CHAPITRE DIX-SEPTIÈME

La convalescence de Riquet fut longue; l'impatience qu'il avait de surveiller ses travaux et l'immense comptabilité qui en ressortait empêchaient par une trop grande tension du système nerveux, ses forces de renaître.

Un jour que, malgré l'avis du médecin, il s'était fait apporter, auprès du fauteuil où le clouait sa faiblesse, ses papiers et ses comptes, son fils Jean-Mathias entra dans sa chambre et le voyant pâle, la sueur au front, il se permit de lui dire qu'il avait grand tort de ne pas vouloir écouter son médecin, qu'il retardait ainsi une guérison si ardemment attendue.

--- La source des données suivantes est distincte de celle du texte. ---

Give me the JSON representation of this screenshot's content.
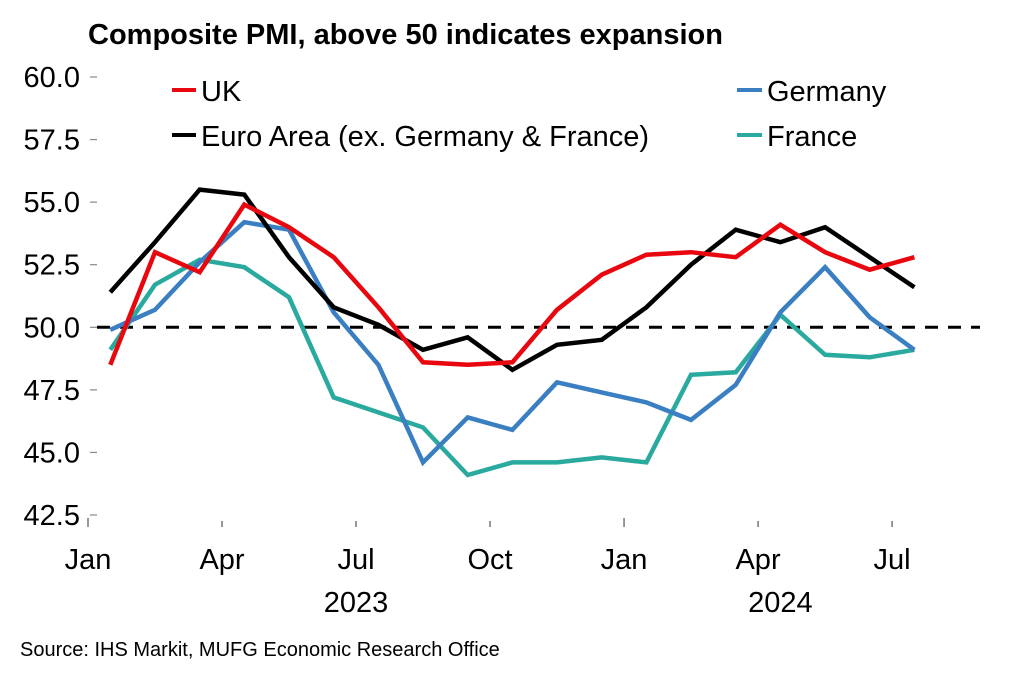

—Il faut que je fasse réponse à tout ceci, dit Riquet lui montrant une nombreuse correspondance à ses côtés. Depuis ma maladie tous les travaux languissent, rien ne se fait à mon gré, et personne ne pouvant prendre une décision, rien ne se termine.

—Ne puis-je vous aider, mon père? demanda le conseiller. Voyez la fatigue vous accable, et ces deux heures de travail vous ont brisé.

—Ah! comme je vieillis, fit Riquet, si je n'allais pas pouvoir achever mon œuvre, continua-t-il avec une tristesse navrante.

—Ne parlez pas ainsi, mon père, s'écria Jean-Mathias, vous êtes jeune encore, vous reprendrez vos forces, et votre vigueur d'il y a quelques mois.

—Ce serait bien cruel, vraiment, dit Riquet, absorbé dans son idée, sans répondre à son fils, si je ne voyais pas mon œuvre achevée: non, c'est impossible! qui s'en chargerait, si je n'étais plus là? fit-il avec véhémence.

Tout à coup il releva la tête, une espérance joyeuse animait ses traits qui prirent une expression de résolution.